With Roadone, the safer takeaway is this: Pirelli is part of the backstory, not the name you should rely on when you want the present maker behind the Roadone badge.
When Roadone Tires Make Sense
Roadone fits best when the tire’s job lines up with the brand’s own product map. On its official pages, the brand is built around truck and bus use, with patterns split by route type and axle job. That is a better way to shop this brand than chasing broad claims without a model match.
Roadone Often Fits Well For
- Commercial trucks running highway or regional routes
- Buyers who need a model matched to steer, drive, or trailer duty
- Fleets that read load range, casing details, and route type before buying
- Shoppers who buy through a dealer that can spell out warranty handling
Roadone May Be A Poor Fit For
- Drivers shopping for a passenger-car touring tire
- Buyers who only know the brand name and not the exact model code
- Anyone choosing by price alone without checking build date or application
| Buying Check | Why It Matters | Good Seller Answer |
|---|---|---|
| Steer, drive, or trailer position | Wrong position can wear badly or run poorly | The seller names the axle use in writing |
| Route type | A highway tire and a mixed-road tire are built for different abuse | The listing states long haul, regional, city, or mixed road |
| Load rating | Heavy trucks need the right casing and load spec | The full size and load range are listed |
| Build date | Older stock can cut into usable service life | The dealer will read the date code on request |
| Warranty path | Claims go smoother when the seller gives clear steps | The invoice names who handles defects and where to start |
| Country and plant trail | It helps confirm what was actually supplied | The sidewall marks match the paperwork |
Smart Ways To Check A Roadone Tire Before You Pay
The smartest buyers slow down for a minute and verify the boring stuff.

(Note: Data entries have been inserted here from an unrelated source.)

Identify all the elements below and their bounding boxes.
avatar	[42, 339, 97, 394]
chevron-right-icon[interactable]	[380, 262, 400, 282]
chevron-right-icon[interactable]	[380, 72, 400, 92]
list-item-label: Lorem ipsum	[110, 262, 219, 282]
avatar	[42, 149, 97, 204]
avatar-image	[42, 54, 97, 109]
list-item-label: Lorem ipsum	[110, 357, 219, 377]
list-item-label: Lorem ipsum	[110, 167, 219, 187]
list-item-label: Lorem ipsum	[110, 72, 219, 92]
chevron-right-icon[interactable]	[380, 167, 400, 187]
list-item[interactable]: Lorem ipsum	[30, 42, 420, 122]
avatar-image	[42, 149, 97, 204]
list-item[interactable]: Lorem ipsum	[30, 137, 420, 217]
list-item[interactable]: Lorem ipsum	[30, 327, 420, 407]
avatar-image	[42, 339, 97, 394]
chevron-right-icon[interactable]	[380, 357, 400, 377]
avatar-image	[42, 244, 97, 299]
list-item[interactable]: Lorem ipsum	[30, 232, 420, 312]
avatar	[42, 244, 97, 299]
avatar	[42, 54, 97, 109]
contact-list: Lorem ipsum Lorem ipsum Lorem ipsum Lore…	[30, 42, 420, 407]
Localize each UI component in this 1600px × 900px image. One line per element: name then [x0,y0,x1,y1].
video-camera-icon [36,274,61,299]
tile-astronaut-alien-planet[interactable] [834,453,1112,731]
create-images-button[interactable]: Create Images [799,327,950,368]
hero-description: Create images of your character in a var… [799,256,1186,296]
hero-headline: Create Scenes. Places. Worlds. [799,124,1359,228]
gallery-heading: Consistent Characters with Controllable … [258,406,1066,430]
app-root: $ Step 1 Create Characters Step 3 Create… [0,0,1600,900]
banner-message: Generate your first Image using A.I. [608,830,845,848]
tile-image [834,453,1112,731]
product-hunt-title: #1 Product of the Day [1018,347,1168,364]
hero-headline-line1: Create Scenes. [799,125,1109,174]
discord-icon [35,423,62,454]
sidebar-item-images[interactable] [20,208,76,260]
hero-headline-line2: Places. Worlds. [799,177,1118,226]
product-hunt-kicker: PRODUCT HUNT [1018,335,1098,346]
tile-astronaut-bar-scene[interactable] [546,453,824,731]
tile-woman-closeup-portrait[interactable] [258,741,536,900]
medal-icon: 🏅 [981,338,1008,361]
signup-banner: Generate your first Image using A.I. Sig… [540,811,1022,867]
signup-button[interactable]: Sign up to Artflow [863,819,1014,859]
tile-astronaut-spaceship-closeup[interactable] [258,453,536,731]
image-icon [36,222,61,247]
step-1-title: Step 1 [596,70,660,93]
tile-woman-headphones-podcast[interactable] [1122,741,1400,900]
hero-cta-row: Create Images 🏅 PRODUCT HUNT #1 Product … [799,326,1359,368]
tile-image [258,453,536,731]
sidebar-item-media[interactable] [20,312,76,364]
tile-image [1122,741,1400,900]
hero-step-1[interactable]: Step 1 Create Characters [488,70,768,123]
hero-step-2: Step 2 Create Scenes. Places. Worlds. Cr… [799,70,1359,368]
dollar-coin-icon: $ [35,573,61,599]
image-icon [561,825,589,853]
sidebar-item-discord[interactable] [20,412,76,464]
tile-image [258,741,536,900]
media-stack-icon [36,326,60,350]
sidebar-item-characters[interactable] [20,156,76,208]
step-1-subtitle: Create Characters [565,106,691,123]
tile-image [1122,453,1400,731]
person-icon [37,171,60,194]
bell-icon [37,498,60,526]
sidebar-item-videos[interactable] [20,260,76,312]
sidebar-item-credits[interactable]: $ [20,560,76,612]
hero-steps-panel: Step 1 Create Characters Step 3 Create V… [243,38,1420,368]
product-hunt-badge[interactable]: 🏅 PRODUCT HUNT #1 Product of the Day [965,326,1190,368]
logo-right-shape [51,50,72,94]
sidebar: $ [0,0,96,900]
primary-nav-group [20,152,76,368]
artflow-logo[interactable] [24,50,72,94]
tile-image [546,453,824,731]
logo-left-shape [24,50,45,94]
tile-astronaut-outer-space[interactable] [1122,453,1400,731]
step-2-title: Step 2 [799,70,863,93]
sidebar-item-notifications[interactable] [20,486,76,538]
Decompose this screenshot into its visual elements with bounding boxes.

In tires, the boring stuff is where the truth lives.
Read The Full Model Code
Roadone uses model families for different jobs. One model may be built for long-haul drive axles, another for trailer use, and another for mixed road service. “Roadone” alone is not enough detail to judge a tire.
Match The Tire To The Job
A dump route, line-haul lane, and city-delivery run punish tires in different ways. Buy by route and axle position, not by brand name alone.
Check The Date Code
The last four digits in the DOT code show the week and year of manufacture. That tells you whether you’re buying fresh stock or an older tire that has been sitting in storage.
Ask For A Photo Of The Sidewall
If you’re buying online, ask the seller for a clear sidewall photo before payment. That one step can confirm size, load range, build date, and other markings that a thin product listing leaves out.

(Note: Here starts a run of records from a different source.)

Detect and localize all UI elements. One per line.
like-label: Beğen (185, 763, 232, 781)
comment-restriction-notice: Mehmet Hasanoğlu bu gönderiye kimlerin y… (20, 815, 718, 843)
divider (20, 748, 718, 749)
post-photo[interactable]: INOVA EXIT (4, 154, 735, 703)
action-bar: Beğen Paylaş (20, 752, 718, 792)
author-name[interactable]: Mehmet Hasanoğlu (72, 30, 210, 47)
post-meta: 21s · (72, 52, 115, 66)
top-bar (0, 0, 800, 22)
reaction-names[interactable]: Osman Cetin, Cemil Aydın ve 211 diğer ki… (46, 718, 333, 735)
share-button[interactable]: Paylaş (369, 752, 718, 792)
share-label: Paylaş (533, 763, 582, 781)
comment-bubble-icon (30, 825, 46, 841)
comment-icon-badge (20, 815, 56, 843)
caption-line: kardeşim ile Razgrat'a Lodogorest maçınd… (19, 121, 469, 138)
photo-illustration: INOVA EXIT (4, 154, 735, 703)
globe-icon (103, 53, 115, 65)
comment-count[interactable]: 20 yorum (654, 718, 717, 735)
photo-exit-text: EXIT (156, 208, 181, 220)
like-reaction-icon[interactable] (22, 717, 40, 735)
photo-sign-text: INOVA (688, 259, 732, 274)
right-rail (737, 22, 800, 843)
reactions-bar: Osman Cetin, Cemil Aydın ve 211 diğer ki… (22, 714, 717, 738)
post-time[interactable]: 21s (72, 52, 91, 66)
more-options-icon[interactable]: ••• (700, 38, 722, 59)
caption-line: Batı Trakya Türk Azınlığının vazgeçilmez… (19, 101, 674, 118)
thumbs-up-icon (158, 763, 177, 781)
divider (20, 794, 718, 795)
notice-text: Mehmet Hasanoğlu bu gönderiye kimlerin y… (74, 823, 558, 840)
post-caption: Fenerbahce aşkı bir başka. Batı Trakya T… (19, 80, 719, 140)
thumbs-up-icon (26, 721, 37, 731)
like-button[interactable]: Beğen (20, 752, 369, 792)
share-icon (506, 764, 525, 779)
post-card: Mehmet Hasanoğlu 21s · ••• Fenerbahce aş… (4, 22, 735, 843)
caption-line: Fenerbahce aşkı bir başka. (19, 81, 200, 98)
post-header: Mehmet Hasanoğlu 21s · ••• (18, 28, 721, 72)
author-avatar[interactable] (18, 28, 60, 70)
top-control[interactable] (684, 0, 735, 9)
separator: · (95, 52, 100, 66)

Get The Warranty Terms In Writing
A seller who cannot show the warranty path is asking you to trust a verbal promise. Get the invoice, claim steps, and defect terms in writing so there is no fog later.
What The Brand Name Really Tells You
Roadone tells you the badge on the tire. The maker behind that badge, based on the brand’s own material, is the Hixih and Tongli side of the business. That is the answer most shoppers are after, and it stays steady once you strip away reseller noise.
So if you came here wanting one clean line, here it is: Roadone tires are made under Tongli Tyre and Hixih Rubber Industry Group, with the brand centered on commercial truck tire production and a brand history that mentions long-running cooperation with Pirelli. Buy the exact model for the exact job, verify the sidewall markings, and you’ll be shopping with both eyes open.
References & Sources
- Roadone / Tongli Tyre.“Roadone.”States that Roadone is a truck-tyre brand launched by Hixih Rubber Industry Group and tied to Tongli Tyre operations.
- Electronic Code of Federal Regulations.“49 CFR Part 574 — Tire Identification and Recordkeeping.”Sets out U.S. rules for tire identification records, which helps readers verify DOT sidewall information.